Ms. Merkel’s criticisms of the ban were echoed by French Finance Minister Bruno Le Maire. Mr. Mayor told France Inter Monday that he was “shocked” by Twitter’s decision. He added: “Digital regulation should not be done by the digital oligarchy itself. . . Regulation of the digital arena is the business of the sovereign people, governments and justice. “

The ban was also attacked by Alexei Navalny, the prominent Russian blogger and dissident. He called it “an unacceptable act of censorship” that would be used by the Kremlin to justify its own blacklist by state media.

“The ban on Twitter is a decision by people we don’t know in accordance with a process we don’t know,” he said in a Twitter post, adding that the decision was “based on emotions and personal political preferences “.

“This precedent will be exploited by enemies of free speech around the world,” he wrote. “In Russia too. Whenever they need to silence someone, they say, “It’s just common practice, even Trump has been blocked on Twitter.” “

Mr Navalny is recovering in Germany after being poisoned by a nerve agent in an attack he says was orchestrated by the Russian secret service.

He said if Twitter wanted to block people it could “create some kind of committee that can make such decisions.”

He added: “We need to know the names of the members of this committee, understand how it works, how its members vote and how we can appeal their decisions.”

Twitter’s decision against Mr.

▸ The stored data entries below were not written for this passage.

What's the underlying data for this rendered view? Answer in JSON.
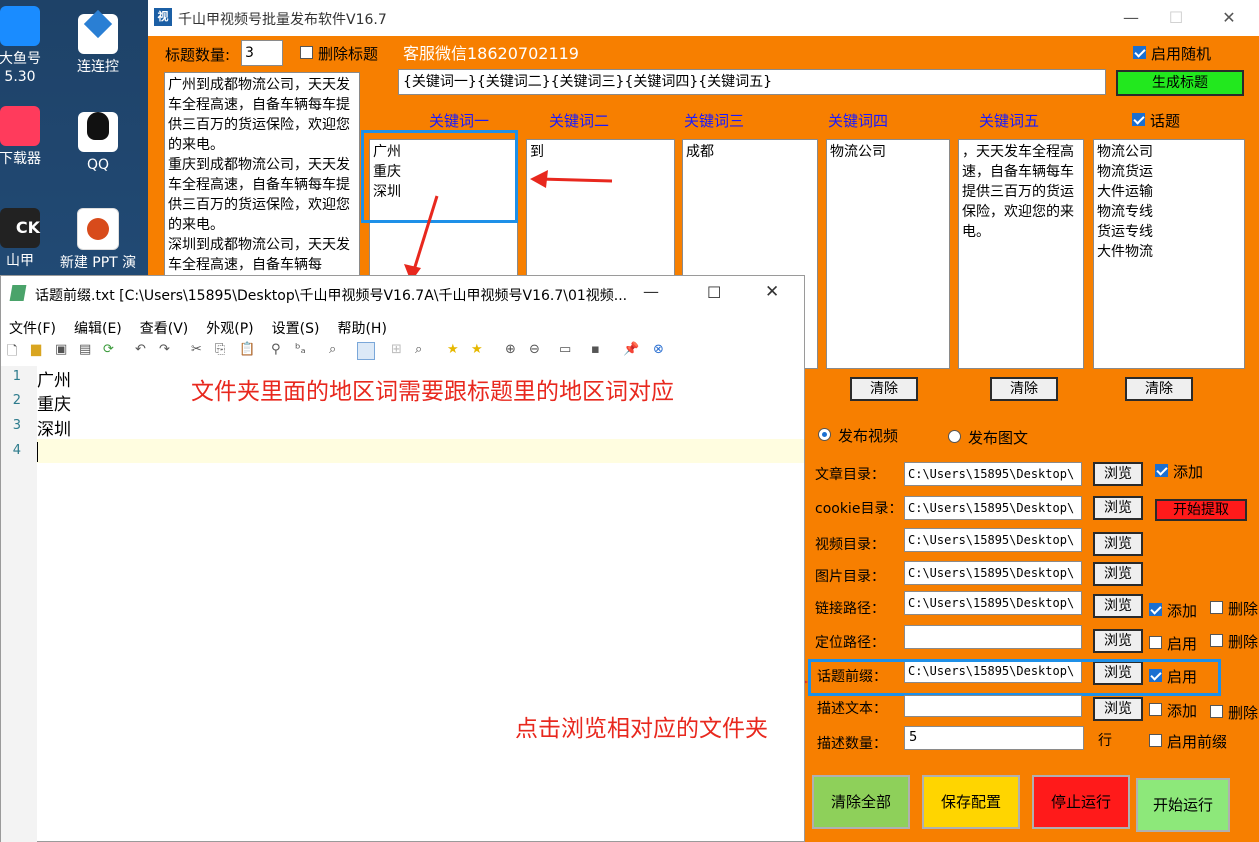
{
  "desktop": {
    "icons": [
      {
        "label": "大鱼号\n5.30"
      },
      {
        "label": "连连控"
      },
      {
        "label": "下载器"
      },
      {
        "label": "QQ"
      },
      {
        "label": "山甲"
      },
      {
        "label": "新建 PPT 演"
      }
    ],
    "partial_icon_text": "CK"
  },
  "app": {
    "title": "千山甲视频号批量发布软件V16.7",
    "icon_char": "视",
    "title_count_label": "标题数量:",
    "title_count_value": "3",
    "delete_title_label": "删除标题",
    "service_wechat": "客服微信18620702119",
    "enable_random_label": "启用随机",
    "keyword_template": "{关键词一}{关键词二}{关键词三}{关键词四}{关键词五}",
    "generate_title_button": "生成标题",
    "titles_text": "广州到成都物流公司，天天发车全程高速，自备车辆每车提供三百万的货运保险，欢迎您的来电。\n重庆到成都物流公司，天天发车全程高速，自备车辆每车提供三百万的货运保险，欢迎您的来电。\n深圳到成都物流公司，天天发车全程高速，自备车辆每",
    "keyword_headers": [
      "关键词一",
      "关键词二",
      "关键词三",
      "关键词四",
      "关键词五"
    ],
    "topic_label": "话题",
    "keyword_lists": [
      "广州\n重庆\n深圳",
      "到",
      "成都",
      "物流公司",
      "，天天发车全程高速，自备车辆每车提供三百万的货运保险，欢迎您的来电。"
    ],
    "topic_list": "物流公司\n物流货运\n大件运输\n物流专线\n货运专线\n大件物流",
    "clear_label": "清除",
    "publish_video": "发布视频",
    "publish_image": "发布图文",
    "rows": [
      {
        "label": "文章目录：",
        "value": "C:\\Users\\15895\\Desktop\\",
        "button": "浏览"
      },
      {
        "label": "cookie目录：",
        "value": "C:\\Users\\15895\\Desktop\\",
        "button": "浏览"
      },
      {
        "label": "视频目录：",
        "value": "C:\\Users\\15895\\Desktop\\",
        "button": "浏览"
      },
      {
        "label": "图片目录：",
        "value": "C:\\Users\\15895\\Desktop\\",
        "button": "浏览"
      },
      {
        "label": "链接路径：",
        "value": "C:\\Users\\15895\\Desktop\\",
        "button": "浏览"
      },
      {
        "label": "定位路径：",
        "value": "",
        "button": "浏览"
      },
      {
        "label": "话题前缀：",
        "value": "C:\\Users\\15895\\Desktop\\",
        "button": "浏览"
      },
      {
        "label": "描述文本：",
        "value": "",
        "button": "浏览"
      },
      {
        "label": "描述数量：",
        "value": "5",
        "button": ""
      }
    ],
    "add_label": "添加",
    "start_extract": "开始提取",
    "delete_label": "删除",
    "enable_label": "启用",
    "lines_label": "行",
    "enable_prefix_label": "启用前缀",
    "bottom_buttons": [
      {
        "label": "清除全部",
        "color": "#8ed05a"
      },
      {
        "label": "保存配置",
        "color": "#ffd500"
      },
      {
        "label": "停止运行",
        "color": "#ff1a1a"
      },
      {
        "label": "开始运行",
        "color": "#8de87a"
      }
    ]
  },
  "notepad": {
    "title": "话题前缀.txt [C:\\Users\\15895\\Desktop\\千山甲视频号V16.7A\\千山甲视频号V16.7\\01视频...",
    "menu": [
      "文件(F)",
      "编辑(E)",
      "查看(V)",
      "外观(P)",
      "设置(S)",
      "帮助(H)"
    ],
    "lines": [
      "广州",
      "重庆",
      "深圳",
      ""
    ],
    "line_numbers": [
      "1",
      "2",
      "3",
      "4"
    ]
  },
  "annotations": {
    "note1": "文件夹里面的地区词需要跟标题里的地区词对应",
    "note2": "点击浏览相对应的文件夹"
  },
  "colors": {
    "app_bg": "#f77f00",
    "keyword_header": "#1a1aff",
    "annotation": "#e8281e",
    "highlight": "#1e90e8"
  }
}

Trump was also condemned by Vladimir Soloviev, one of the main propagandists in Russian state media. “So it is argued that the US Constitution is inferior to the internal documents of the Twitter company?” he wrote on his Telegram channel.

“Are private companies allowed to create free zones in the US constitution?” said Soloviev, who hosts a weekly TV show devoted to what Russian President Vladimir Putin has been up to this week. “It’s not just a story about Trump.”

Meanwhile, Chechnya’s strong militant leader Ramzan Kadyrov noted that he and Mr. Trump are now united in censorship after his Facebook and Instagram accounts were blocked.

“Now I have something in common with Donald Trump: whereas before he blocked my social media accounts, now Almighty God has restored justice and, therefore, the accounts of the mutineer Donald Trump have also been blocked, ”Kadyrov wrote. on his Telegram channel.

Mr Seibert said that while opposing the outright bans, Ms Merkel had no objection to Twitter or Facebook warning users that certain content – for example, certain tweets from the US president alleging election fraud – was misleading .

He said social media companies have “a great responsibility to ensure that political communication is not poisoned by hatred, lies and incitement to violence. And it’s just that they don’t sit idly by when content is posted on some channels that fall into such categories. “

Parler, a niche Twitter rival popular among the far-right, was forced to go offline after Amazon pulled its cloud services on the platform on Sunday, citing its repeated failure to crack down on content inciting violence . This follows similar actions by Google and Apple that banned the app from their app stores over the weekend for the same reasons.

“I never thought we would live in a country. . . where you could get coordinated companies to reverse what you’re doing, ”John Matze, Managing Director of Parler, Told Fox News Monday.

He added that his “billion dollar company” had contacted other “big tech players” to find another web hosting provider, but had been turned down.

Parler, a self-proclaimed “impartial social network” that claims to defend “free speech,” received 9.6 million installs worldwide in 2020, including about 7.8 million in the United States, according to data from SensorTower.